Ypres was one of the first sites on “the Western front” where chemical weapons, such as chlorine and mustard gas, was first used as a weapon of war. April 22, 1915 marks the day when during the Second Battle of Ypres a war power (Germany, in this case) first successfully used chlorine gas to dislodge enemy troops.  While chemical weapons are technically outlawed by international law now, such was not the case during World War I.

Yet the most bloody battle was the Battle of Passchendaele, where Allied forces were able regain just a few miles of territory from the Germans, but at the cost of some half a million casualties.  Well over a million battle casualties happened among the Flanders Fields surrounding Ypres  during the course of the war, with dozens of cemeteries scattered across the area, where people still visit today. Ypres is once again a beautiful place now, but a little over a hundred years ago, it was devastation. The town was almost completely flattened, and the towering Cloth Hall, pictured above was almost all but obliterated (see below):

Cloth Hall Tower, Ypres, [ca. 1918], Photographer Unknown, Canadian Expeditionary Force albums, Reference Code: C 224-0-0-9-1, Archives of Ontario, I0004760

After touring the museum at the restored Cloth Hall in Ypres, we drove yet another hour west to the English Channel, at Dunkirk, a port and beach resort town in France, for a stop to think about World War II. The story of Dunkirk is most remembered as the last place the retreating British Expeditionary force stood on mainland Europe’s soil in 1940, in the face of encroaching and overwhelming German troops. The then new British Prime Minister, Winston Churchill, insisted that remaining French troops be rescued, along with British troops, and this whole story is associated with the call for private shipping vessels to assist in the miraculously successful evacuation of thousands of military personnel across the English Channel.

The beaches of Dunkirk, France. Thousands of British, and eventually French troops waited on these beaches to be evacuated across the English Channel, as they faced a superior German fighting force, in 1940, in the early years of WW2.

 

Standing on the beaches of Dunkirk, which in the typical summer months is still a popular resort location, it was hard for me to imagine the helpless feeling many of those soldiers felt, pinned down on these beaches, as occasional German fighter planes sought to strafe the beaches, with RAF fighters in pursuit.
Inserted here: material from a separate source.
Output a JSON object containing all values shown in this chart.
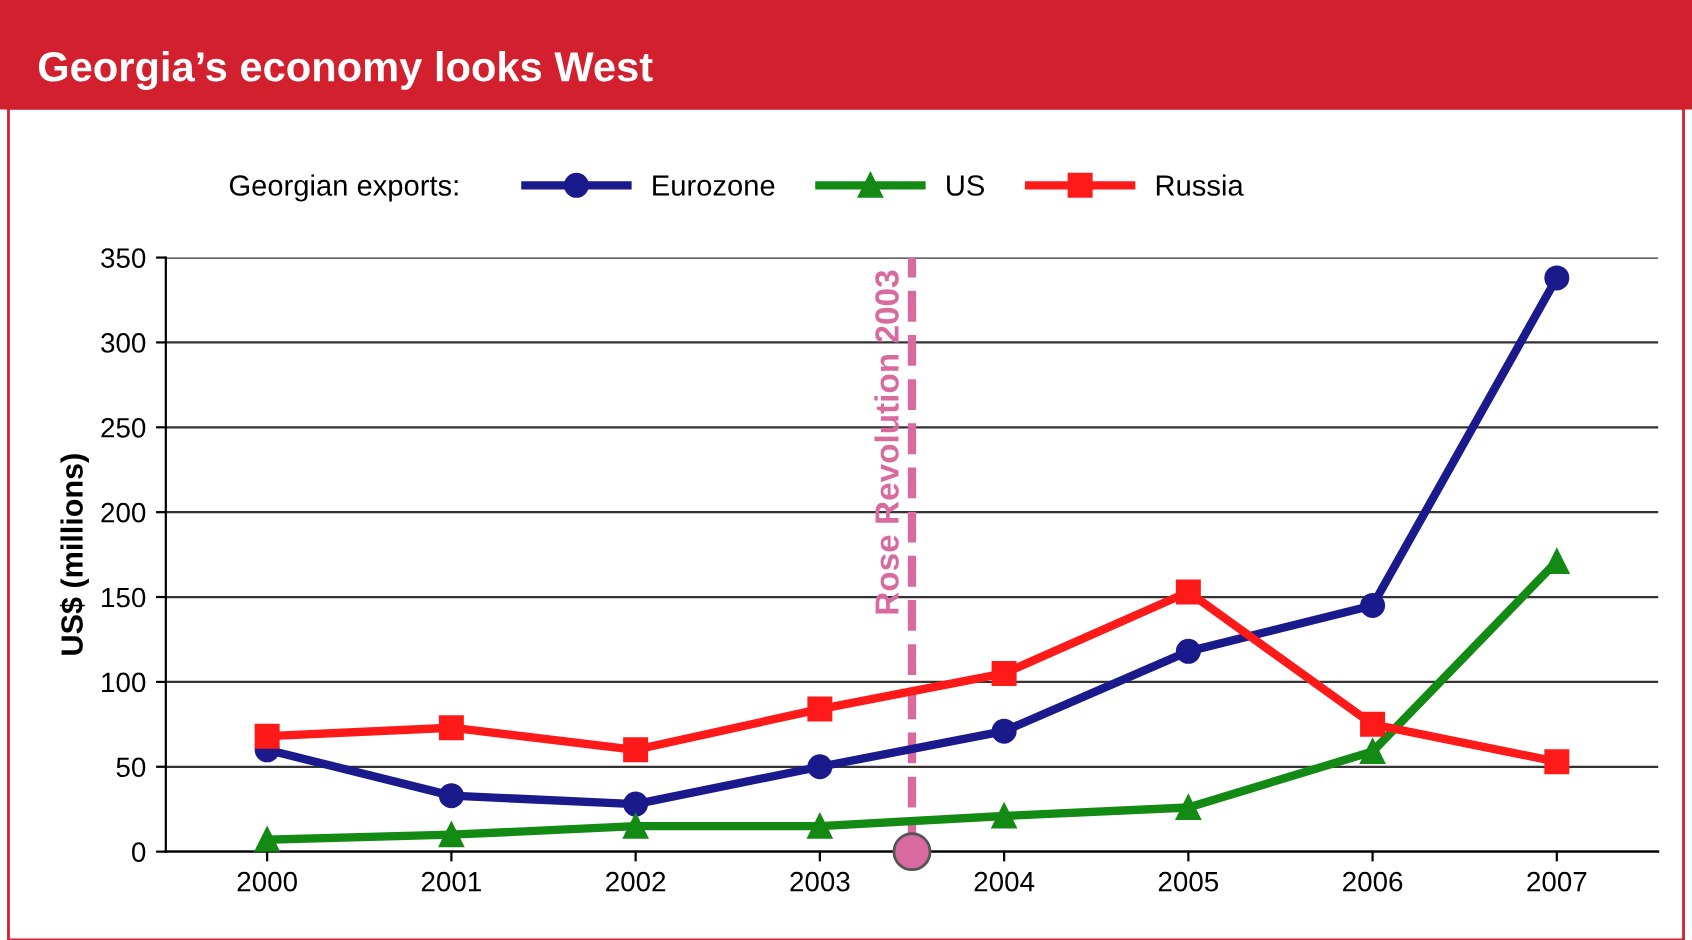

You would think that the horrors of the great world wars of the 20th century would have convinced humanity that guns and bombs do not solve social problems, but the human rebellion against the ways of Christ demonstrate that we are all in need of a Savior. Followers of Jesus do not all agree on how to respond to the dilemmas which wars present, but to make an end of them should be our ultimate goal. While chemical weapons are still a concern, the even more terrible threat comes with nuclear weapons, and there are credible rumors that such weapons might be developed to be used in space, to knock out satellites and cause electromagnetic surges, that can wipe out sensitive electronics here on earth, putting the lives of those who depend upon such sensitive electronics at tremendous risk. With two other major wars happening across the globe right now; namely, the Israeli/Gaza war and the Ukraine/Russia war, there is much that Christians can do to pray for peace. We live in difficult, difficult times.

One more reflection about Ypres is in order….

Ypres was also one of the sites where the “Christmas Truce” of 1914 was celebrated, a brief respite from the atrocities of war, as French, British, and Germany soldiers put down their rifles and played soccer in “No Man’s Land.”  Folk singer John McCutcheon wrote a song about the “Christmas Truce,” which is one of my favorites.

I will have a few more posts looking back on our trip to Europe this past Christmas later in the spring.